Did you feel like a little kid at some point on Monday as the images from Artemis II were sent back to Earth and the four astronauts on board traveled further and deeper into space than anyone has ever done? Watching the news about this event, my mind raced back to the man who made space adventure land with understanding for me when I was a boy. I knew that if Walter Cronkite were alive to see this, he would again say “Oh, boy”.
There were two iconic moments in Cronkite’s storied career as a reporter and anchor of the CBS Evening News. In 1963, with the weight of history along with deep sadness, he informed the nation that President John F. Kennedy was dead. The second moment we recall fondly. It was after mission control confirmed on July 20, 1969, “Houston, Tranquility Base here. The Eagle has landed”. It was then that Cronkite looked like every other person in the nation. With emotion, he removed his glasses, looked down, and softly said, “Oh, boy”.
Yes, it was perfectly fine to feel like a kid this week as we watched and read about the moon mission. And it felt stupendously wonderful. With the crass, vulgar, and dangerous news stories abounding this week, the space mission is a much-needed uplift.
I have always believed Cronkite was right about why we undertake such missions and pour resources into space travel. In retrospect, I think he grasped the necessity of space travel long before a large swath of the nation did. He knew space exploration was never just about rockets or telemetry. It was about the human urge to push past the horizon. I can see him in my mind, smiling with complete childlike wonder this week as the four astronauts engaged in what he termed in the Apollo years as “the ultimate adventure”.
As a boy, I sat for hours in my grandparents’ living room and lived the space story, perched on the brown sofa, yelling for Grandma to come back and “see this!” Cronkite was feeling the space mission with the same giddiness as a kid. That is why decades later, I think of him fondly as history is being made in the darkness of space. As an adult, I can write how his professional narration made those trips by astronauts feel like they were a family event. Eating grandma’s cookies with Walter talking as outer space came alive was about the best part of being a kid in my world.
I have again watched those broadcasts as Cronkite explained concepts of space travel, and turned lecture room topics into a managed discourse that folks in my hometown of Hancock could understand and be thrilled by. Then, after explaining, he did what we all did. He shared in the wonder of it all. This new mission, reaching deeper into space than any crewed flight before it, would have struck him as the natural continuation of the story he helped the country understand in the late 1960s and early 1970s.

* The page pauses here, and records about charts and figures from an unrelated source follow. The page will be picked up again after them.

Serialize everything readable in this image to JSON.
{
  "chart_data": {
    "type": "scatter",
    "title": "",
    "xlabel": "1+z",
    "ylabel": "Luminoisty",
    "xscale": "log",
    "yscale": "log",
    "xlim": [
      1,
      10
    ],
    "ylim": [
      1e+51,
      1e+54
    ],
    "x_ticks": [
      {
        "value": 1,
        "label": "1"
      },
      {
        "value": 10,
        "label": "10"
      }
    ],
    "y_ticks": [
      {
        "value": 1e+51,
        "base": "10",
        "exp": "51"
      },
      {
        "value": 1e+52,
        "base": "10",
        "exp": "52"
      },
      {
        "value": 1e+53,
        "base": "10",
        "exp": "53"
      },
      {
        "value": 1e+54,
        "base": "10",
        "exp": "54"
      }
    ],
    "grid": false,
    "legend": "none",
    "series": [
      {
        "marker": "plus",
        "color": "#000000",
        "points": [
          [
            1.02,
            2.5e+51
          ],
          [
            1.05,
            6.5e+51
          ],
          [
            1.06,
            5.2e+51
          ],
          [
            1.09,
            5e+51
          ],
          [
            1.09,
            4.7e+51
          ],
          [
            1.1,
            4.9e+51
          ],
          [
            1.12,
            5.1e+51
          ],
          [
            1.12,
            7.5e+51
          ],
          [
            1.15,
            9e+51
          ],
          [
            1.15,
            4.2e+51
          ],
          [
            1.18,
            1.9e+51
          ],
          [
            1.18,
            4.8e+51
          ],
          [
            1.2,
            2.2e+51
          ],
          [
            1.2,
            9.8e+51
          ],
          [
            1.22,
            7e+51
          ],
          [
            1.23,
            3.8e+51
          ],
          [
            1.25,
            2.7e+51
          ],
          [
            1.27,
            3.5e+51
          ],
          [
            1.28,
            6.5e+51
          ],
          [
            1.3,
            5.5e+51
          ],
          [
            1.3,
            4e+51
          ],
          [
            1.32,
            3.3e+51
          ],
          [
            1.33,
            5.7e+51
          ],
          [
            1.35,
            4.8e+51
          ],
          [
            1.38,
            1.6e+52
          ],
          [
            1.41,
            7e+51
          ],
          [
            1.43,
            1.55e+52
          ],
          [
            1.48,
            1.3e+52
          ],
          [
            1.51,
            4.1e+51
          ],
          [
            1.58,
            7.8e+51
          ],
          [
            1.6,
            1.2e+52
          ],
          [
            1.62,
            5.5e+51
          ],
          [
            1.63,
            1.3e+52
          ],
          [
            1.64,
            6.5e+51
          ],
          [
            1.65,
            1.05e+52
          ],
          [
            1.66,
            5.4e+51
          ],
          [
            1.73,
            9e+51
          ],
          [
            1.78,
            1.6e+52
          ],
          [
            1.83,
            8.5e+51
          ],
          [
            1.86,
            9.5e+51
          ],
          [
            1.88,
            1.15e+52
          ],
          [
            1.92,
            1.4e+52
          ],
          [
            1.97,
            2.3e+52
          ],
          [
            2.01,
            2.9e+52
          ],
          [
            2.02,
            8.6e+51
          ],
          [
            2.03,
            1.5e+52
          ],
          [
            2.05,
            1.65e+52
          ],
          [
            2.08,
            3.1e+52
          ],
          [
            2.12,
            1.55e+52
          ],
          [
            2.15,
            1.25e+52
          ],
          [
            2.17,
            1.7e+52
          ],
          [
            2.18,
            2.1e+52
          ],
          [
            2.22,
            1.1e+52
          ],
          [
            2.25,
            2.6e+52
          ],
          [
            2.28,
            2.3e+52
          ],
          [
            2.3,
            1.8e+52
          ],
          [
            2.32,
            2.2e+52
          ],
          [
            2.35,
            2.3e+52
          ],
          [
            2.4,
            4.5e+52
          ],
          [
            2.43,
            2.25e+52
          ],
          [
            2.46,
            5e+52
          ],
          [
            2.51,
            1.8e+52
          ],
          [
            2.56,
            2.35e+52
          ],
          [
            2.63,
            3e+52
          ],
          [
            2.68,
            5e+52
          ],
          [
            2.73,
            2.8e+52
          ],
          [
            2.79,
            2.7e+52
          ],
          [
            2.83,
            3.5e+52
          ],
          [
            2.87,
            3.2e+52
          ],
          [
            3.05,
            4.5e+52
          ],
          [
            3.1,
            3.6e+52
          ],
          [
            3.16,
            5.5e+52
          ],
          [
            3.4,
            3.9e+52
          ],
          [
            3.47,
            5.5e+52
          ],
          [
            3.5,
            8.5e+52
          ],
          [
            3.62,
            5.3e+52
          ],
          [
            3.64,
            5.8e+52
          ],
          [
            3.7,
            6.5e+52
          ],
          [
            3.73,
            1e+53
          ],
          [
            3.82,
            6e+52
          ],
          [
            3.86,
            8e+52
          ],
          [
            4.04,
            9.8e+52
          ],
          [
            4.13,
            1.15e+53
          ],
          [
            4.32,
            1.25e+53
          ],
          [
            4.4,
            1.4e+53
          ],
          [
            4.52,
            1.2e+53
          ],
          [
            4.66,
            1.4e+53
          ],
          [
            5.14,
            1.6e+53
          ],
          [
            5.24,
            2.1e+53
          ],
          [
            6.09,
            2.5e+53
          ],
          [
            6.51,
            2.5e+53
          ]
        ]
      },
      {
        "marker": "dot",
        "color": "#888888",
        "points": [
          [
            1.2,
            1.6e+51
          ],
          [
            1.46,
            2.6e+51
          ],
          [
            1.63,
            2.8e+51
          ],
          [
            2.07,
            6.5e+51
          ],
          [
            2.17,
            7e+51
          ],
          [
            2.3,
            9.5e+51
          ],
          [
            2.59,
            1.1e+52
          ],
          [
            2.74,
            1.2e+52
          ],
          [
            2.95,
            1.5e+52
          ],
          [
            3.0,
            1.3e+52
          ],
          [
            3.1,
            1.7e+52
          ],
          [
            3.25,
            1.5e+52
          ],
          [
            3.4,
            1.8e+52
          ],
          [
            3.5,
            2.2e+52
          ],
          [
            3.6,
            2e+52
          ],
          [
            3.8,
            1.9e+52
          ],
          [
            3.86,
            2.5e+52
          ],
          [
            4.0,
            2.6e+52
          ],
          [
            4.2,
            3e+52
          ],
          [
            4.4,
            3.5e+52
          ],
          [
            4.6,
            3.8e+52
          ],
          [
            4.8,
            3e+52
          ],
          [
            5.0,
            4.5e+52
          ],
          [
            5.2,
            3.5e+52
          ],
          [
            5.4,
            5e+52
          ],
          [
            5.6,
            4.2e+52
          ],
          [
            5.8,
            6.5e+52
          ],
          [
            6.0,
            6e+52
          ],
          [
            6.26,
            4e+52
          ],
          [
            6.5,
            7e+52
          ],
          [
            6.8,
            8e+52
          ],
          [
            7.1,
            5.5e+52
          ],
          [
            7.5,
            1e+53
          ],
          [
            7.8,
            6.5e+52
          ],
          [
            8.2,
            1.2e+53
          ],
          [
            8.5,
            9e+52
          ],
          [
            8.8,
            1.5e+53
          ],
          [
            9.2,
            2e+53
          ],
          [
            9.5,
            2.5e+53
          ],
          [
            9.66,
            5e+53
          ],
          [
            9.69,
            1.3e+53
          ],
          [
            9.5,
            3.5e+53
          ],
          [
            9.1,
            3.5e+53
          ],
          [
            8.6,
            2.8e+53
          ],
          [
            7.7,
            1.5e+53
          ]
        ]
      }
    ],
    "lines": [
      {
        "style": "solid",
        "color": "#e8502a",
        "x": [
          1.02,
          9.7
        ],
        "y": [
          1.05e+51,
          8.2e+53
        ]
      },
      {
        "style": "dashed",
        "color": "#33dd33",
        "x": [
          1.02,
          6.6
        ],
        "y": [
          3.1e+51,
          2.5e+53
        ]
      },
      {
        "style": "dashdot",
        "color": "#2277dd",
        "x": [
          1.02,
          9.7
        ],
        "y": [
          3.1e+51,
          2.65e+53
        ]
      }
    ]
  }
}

I have to add something about Cronkite that I believe made him a powerful broadcaster, such as during space adventures that the nation watched. Sure, he was a finely polished and professional newsman. He was well-worded and able to write strong copy, demonstrated humility on the air, but above all, he projected a curious nature about events. He never pretended to be the smartest person in the room. Instead, he was learning along with the rest of us and positioned himself as the nation’s guide for the exploration of space.
The other thing that strikes me (I feel it is important to consider how we once saw images from the moon) is how Cronkite would marvel today as he compared the grainy black‑and‑white images of 1969 alongside the high‑definition vistas now streaming back from space. He would be floored by the photo that tops this column.
I know for many, Cronkite is not a name that echoes with space adventure. So for those new generations, I must say that in a certain way this week’s moon mission belongs to him as much as to the astronauts. He helped build the bridge between Earth and the stars, one broadcast at a time. And he would remind the youth of today, as he told me when I was a boy, that every space mission is a chapter in a story still being written.